I looked at several patterns, and headed to the basement to my fabric stash to figure out what I could put together. Low and behold I found a quilt kit with an array of plaids, and it had been hidden away for years. I can't even tell you when I bought it, but I was thrilled to find it. I added a few fabrics from my stash to break up all the plaids, and cut them into the same size blocks. Now you were supposed to just sew the squares together and make a patchwork quilt, but of course, that would have been too easy.
Andie Johnson Sews.
The irony was that the kit said it could be made in an evening, but with my variation on the blocks it was a weekend project.
I started by matching up four squares in a pattern that I thought was appealing and with a 1/4" seam created a larger block and kept my seam ripper handy for when the seams didn't quite line up the way they were supposed to.
When all the blocks were put together I laid them out on the floor and marked them with post it notes so I would remember the order of the blocks, and then I started to cut them in order to make them into 9 blocks using my rotary cutter and quilters rulers.
Then turn the centre blocks so that opposite fabrics are next to each other.
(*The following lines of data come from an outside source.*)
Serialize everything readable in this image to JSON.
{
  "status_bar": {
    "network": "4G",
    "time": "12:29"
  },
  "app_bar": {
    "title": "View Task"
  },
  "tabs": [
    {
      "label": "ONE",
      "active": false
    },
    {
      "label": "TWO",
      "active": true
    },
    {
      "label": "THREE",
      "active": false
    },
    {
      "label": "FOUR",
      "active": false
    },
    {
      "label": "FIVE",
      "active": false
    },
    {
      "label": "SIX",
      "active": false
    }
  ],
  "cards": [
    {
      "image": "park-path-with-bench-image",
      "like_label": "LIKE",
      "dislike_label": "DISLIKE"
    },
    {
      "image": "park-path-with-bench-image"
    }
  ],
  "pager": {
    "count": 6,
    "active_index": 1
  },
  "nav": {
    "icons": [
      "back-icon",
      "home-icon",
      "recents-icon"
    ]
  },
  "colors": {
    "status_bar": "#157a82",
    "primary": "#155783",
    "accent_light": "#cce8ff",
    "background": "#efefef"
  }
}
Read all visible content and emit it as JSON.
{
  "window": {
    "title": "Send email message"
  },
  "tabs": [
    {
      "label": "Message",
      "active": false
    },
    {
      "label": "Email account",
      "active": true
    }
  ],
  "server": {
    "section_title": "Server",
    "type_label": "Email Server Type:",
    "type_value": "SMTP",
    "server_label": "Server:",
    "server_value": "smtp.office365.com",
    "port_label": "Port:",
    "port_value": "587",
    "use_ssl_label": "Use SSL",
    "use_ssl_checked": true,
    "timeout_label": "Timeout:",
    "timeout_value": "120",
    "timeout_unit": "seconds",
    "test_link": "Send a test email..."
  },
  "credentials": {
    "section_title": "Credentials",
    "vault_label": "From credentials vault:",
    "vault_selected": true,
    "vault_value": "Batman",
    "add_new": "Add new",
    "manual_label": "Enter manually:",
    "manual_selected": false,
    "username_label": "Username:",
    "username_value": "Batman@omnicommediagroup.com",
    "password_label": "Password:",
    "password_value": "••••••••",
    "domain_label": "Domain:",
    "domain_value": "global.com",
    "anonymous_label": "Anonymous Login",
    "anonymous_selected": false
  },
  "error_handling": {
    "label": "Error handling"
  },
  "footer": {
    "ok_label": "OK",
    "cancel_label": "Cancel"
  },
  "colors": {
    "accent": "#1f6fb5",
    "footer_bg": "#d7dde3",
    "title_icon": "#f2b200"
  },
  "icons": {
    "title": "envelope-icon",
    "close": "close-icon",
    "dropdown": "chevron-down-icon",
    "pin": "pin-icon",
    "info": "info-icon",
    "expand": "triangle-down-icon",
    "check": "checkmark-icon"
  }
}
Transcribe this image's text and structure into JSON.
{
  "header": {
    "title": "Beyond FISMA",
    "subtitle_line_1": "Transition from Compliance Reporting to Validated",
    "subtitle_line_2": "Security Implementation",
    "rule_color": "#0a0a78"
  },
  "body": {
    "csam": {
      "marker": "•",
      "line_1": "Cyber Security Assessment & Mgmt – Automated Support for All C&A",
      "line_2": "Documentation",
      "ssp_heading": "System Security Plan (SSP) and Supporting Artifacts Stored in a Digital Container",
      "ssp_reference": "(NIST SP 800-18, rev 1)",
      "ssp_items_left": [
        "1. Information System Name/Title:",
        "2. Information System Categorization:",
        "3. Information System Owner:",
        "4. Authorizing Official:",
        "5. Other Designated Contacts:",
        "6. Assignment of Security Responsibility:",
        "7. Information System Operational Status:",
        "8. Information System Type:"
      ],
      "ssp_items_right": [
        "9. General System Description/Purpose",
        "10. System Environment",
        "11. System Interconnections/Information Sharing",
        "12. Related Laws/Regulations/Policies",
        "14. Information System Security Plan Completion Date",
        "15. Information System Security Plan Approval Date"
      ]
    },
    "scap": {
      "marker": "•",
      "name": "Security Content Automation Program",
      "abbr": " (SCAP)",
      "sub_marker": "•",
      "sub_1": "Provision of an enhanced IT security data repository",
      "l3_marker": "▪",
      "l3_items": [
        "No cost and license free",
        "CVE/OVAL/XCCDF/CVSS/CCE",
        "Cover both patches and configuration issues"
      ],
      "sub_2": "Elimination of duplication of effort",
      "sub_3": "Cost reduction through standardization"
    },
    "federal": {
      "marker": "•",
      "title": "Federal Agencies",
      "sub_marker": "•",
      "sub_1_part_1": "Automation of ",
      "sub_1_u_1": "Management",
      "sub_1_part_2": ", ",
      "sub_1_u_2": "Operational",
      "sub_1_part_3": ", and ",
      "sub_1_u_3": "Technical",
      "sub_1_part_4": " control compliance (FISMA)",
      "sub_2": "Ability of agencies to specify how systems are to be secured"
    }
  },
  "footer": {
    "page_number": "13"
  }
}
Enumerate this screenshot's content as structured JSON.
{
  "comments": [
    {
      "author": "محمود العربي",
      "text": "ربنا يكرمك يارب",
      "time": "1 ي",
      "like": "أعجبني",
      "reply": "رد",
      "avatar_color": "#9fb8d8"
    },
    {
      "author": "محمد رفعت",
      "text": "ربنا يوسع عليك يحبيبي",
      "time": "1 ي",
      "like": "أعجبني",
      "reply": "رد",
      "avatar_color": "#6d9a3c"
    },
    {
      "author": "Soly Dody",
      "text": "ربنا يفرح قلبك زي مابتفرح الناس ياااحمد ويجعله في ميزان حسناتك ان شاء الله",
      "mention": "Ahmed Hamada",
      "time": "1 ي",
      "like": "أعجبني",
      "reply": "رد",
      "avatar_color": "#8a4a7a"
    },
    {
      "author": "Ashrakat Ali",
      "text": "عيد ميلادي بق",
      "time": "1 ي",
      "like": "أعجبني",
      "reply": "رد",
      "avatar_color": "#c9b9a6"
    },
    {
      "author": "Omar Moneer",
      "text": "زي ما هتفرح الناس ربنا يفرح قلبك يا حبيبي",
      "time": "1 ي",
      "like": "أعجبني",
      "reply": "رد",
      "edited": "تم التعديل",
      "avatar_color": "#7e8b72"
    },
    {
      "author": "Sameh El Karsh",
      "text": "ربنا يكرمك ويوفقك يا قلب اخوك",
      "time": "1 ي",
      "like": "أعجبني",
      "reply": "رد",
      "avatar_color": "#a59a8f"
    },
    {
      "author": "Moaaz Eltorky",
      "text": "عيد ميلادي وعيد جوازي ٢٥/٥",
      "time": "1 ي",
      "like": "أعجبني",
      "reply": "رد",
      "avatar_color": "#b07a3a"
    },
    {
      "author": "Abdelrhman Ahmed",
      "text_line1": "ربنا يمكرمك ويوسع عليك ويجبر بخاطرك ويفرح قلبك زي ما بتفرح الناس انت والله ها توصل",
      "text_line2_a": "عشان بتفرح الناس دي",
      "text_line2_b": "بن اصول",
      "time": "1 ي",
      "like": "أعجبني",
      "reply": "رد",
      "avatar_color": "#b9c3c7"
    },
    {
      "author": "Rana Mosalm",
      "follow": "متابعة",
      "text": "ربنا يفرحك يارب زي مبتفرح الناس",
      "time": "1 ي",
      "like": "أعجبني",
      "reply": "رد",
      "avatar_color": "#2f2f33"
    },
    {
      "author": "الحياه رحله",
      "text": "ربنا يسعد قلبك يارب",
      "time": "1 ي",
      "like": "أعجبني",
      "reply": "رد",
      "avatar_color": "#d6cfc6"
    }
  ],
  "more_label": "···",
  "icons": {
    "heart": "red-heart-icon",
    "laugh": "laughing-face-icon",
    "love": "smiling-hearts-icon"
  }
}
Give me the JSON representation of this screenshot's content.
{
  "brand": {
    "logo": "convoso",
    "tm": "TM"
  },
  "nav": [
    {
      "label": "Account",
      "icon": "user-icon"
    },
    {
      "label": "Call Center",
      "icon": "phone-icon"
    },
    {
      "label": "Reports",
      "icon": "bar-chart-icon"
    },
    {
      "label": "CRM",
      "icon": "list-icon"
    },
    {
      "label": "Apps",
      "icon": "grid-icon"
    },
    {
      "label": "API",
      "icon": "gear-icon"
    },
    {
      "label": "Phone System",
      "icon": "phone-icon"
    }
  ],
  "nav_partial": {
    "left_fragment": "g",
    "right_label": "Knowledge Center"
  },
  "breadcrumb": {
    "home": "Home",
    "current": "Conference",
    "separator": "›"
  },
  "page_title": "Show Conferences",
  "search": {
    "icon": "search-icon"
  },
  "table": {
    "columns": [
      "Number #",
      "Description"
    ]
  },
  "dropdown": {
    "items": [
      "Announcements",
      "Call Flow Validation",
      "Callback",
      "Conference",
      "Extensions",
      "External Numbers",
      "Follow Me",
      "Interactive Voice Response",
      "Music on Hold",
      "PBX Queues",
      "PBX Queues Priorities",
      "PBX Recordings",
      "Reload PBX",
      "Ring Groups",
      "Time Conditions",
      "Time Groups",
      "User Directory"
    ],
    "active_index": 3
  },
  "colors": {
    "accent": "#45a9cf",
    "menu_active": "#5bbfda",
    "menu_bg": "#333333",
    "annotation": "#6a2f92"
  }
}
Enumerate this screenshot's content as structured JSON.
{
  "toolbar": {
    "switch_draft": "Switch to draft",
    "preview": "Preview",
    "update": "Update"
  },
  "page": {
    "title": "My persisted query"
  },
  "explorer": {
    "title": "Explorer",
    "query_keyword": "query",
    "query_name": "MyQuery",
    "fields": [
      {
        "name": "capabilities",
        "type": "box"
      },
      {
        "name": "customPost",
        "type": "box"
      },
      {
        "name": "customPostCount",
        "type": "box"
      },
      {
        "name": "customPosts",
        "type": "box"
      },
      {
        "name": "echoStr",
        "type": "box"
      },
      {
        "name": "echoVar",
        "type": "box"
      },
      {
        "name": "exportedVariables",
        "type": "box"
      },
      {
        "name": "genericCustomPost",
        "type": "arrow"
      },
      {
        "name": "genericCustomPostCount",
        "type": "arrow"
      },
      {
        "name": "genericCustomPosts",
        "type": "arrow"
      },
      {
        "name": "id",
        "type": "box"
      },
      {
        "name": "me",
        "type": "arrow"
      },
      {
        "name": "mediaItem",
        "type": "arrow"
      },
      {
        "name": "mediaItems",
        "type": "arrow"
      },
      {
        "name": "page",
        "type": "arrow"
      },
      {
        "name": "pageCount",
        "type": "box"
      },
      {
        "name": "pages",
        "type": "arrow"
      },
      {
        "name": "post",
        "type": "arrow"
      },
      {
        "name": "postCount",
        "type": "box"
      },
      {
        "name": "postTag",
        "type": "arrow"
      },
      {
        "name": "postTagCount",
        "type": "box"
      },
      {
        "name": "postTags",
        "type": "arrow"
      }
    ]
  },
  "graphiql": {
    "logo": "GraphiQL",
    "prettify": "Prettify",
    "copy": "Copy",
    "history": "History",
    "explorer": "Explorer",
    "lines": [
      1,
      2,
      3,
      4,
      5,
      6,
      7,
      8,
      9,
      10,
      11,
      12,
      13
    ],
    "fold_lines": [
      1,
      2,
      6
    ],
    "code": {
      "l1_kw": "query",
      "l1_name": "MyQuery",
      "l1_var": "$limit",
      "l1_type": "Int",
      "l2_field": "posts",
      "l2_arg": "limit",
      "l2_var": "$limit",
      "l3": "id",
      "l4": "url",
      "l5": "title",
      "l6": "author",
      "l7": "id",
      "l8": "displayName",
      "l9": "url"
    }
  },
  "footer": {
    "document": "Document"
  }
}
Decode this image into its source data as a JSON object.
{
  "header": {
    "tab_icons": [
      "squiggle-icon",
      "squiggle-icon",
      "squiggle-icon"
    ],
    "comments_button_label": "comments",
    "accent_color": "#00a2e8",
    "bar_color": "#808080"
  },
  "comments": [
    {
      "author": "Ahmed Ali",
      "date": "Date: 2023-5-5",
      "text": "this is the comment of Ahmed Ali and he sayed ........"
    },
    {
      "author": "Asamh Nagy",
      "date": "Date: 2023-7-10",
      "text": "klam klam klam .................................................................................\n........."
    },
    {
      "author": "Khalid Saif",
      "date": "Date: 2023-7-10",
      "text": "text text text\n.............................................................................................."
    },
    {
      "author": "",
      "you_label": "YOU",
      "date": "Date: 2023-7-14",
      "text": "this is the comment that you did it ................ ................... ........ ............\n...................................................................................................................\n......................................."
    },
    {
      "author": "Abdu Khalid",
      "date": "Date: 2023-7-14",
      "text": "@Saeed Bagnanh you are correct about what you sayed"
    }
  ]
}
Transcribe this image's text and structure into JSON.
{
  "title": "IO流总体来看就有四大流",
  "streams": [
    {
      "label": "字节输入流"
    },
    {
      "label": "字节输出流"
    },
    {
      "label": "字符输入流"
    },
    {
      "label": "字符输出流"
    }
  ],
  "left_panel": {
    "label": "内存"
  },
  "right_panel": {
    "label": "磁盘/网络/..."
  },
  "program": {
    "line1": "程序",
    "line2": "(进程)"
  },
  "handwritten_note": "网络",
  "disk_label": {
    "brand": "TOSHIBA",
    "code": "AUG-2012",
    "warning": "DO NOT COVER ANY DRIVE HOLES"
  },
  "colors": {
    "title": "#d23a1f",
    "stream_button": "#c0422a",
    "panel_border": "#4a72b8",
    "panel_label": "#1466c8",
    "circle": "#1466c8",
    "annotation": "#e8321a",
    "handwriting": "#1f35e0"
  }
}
The picture below, I just realized has an error as the centre block was not turned correctly.
In the finished blocks I ensured that the largest block had the small square adjacent to it. Then those nine blocks were sewn together.
|One block almost completed|
Remember to press your seams as you go. I cut all blocks to the same size and then it was time to sew three blocks together to create a strip.
|Ready to add the backing|
I had some muslin left from another project so decided to use that for the backing and to create the binding from that as well. I used spray adhesive to first attach the batting to the top, and then to the muslin.
I cut the backing so that there was a 1 1/2" excess on all sides
The next step was to create the binding. I folded the backing toward the quilt top, pressing it in half and then in half again and pinned it in place. There are some great tutorials on line for mitring the corners. Hope my visuals help.
1. With the first side of the binding on your right hand side, fold the binding up to meet the edge of the quilted squares and create an angled edge.
2. Then fold the bottom edge up to meet the quilted squares.
4. After all the sides are pinned, sew the binding in place. I used the edge of my presser foot as a guide to keep the seam straight.
|The finished product|
It is lap size, fits perfectly for me, and displays nicely in my cheesebox when not in use. What else could a girl ask for.
Although no where near perfect and a true quilter might cringe at my techniques, (It has been years since I took a quilting course, and made a beautiful twin size rag quilt) I was happy to have used some of my stash and cross a project off of my to do list.